Anthropological research also questions whether definitions of ‘normal’ sleep are universal.

Wolf-Meyer examines how sleep and waking are organised within institutions such as work and school in American society and argues that ideas about sleep can come to be seen as natural and universal, while sleep disorders are increasingly interpreted through medical categories.

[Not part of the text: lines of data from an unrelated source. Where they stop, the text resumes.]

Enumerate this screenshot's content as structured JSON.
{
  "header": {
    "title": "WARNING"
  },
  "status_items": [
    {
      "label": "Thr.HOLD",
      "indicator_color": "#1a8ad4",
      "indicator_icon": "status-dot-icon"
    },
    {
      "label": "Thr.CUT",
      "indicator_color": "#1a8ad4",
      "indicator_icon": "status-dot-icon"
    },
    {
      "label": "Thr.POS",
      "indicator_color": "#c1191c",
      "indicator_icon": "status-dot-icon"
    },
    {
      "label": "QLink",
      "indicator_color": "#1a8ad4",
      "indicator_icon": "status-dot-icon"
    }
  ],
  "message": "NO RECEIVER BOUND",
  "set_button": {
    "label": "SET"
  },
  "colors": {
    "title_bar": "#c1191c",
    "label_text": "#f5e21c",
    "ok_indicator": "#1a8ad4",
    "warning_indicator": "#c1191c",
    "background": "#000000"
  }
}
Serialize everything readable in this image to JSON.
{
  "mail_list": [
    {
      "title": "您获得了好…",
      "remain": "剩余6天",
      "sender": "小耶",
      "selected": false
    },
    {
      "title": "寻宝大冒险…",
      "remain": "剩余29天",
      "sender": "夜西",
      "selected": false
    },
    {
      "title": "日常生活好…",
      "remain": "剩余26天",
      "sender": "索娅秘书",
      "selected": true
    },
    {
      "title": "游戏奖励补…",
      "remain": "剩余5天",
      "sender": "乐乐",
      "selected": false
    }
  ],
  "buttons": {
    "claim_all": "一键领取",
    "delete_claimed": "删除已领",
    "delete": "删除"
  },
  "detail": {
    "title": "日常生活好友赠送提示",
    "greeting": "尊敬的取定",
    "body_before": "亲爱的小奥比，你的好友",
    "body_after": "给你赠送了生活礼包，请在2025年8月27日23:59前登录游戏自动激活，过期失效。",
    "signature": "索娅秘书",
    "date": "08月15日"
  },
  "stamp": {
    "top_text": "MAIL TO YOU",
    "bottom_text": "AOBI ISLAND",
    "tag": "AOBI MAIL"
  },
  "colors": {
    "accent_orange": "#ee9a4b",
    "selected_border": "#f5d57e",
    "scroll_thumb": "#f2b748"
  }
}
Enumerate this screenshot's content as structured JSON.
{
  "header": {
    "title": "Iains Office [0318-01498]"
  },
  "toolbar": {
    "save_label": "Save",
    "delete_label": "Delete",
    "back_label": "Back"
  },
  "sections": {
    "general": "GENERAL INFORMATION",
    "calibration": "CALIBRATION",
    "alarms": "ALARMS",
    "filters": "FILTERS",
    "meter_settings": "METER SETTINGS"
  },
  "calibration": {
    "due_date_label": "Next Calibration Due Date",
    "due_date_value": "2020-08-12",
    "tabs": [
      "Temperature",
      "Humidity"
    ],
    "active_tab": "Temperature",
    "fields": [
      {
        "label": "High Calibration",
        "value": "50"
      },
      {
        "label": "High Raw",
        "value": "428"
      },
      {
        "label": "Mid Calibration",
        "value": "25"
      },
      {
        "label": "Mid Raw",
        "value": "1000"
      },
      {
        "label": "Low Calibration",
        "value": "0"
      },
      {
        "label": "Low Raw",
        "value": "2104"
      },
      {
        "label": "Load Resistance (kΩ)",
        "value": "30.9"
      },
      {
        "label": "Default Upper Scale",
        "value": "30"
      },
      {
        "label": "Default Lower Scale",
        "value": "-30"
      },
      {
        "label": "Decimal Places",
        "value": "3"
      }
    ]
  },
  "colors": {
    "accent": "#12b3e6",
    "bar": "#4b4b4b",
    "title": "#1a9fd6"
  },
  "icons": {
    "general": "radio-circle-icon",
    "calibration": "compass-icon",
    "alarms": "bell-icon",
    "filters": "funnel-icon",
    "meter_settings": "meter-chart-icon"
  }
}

Other research across cultures also questions what is considered normal sleep. Samson illustrates that sleep and wakefulness patterns differ greatly among human societies, with variations in sleep timing and sleep continuity. Similarly, Musharbash compares the sleep habits of the Warlpiri people at Yuendumu in Central Australia with those of Euro-Americans. She shows that practices carried out at night and safety-related concepts can have different meanings across cultures. Similarly, Worthman also shows that Western expectations of consolidated, solitary, and scheduled sleep represent a particular cultural model rather than the universal pattern of human sleep.

These studies suggest that experiences of sleeplessness cannot be explained solely by individual biology. Cultural expectations, social organisation, and ideas about normal sleep can also affect the way people experience and interpret sleep difficulties. Research into insomnia therefore offers a way to examine how societies determine what constitutes healthy and unhealthy sleep, and how these definitions influence understandings of sleeplessness.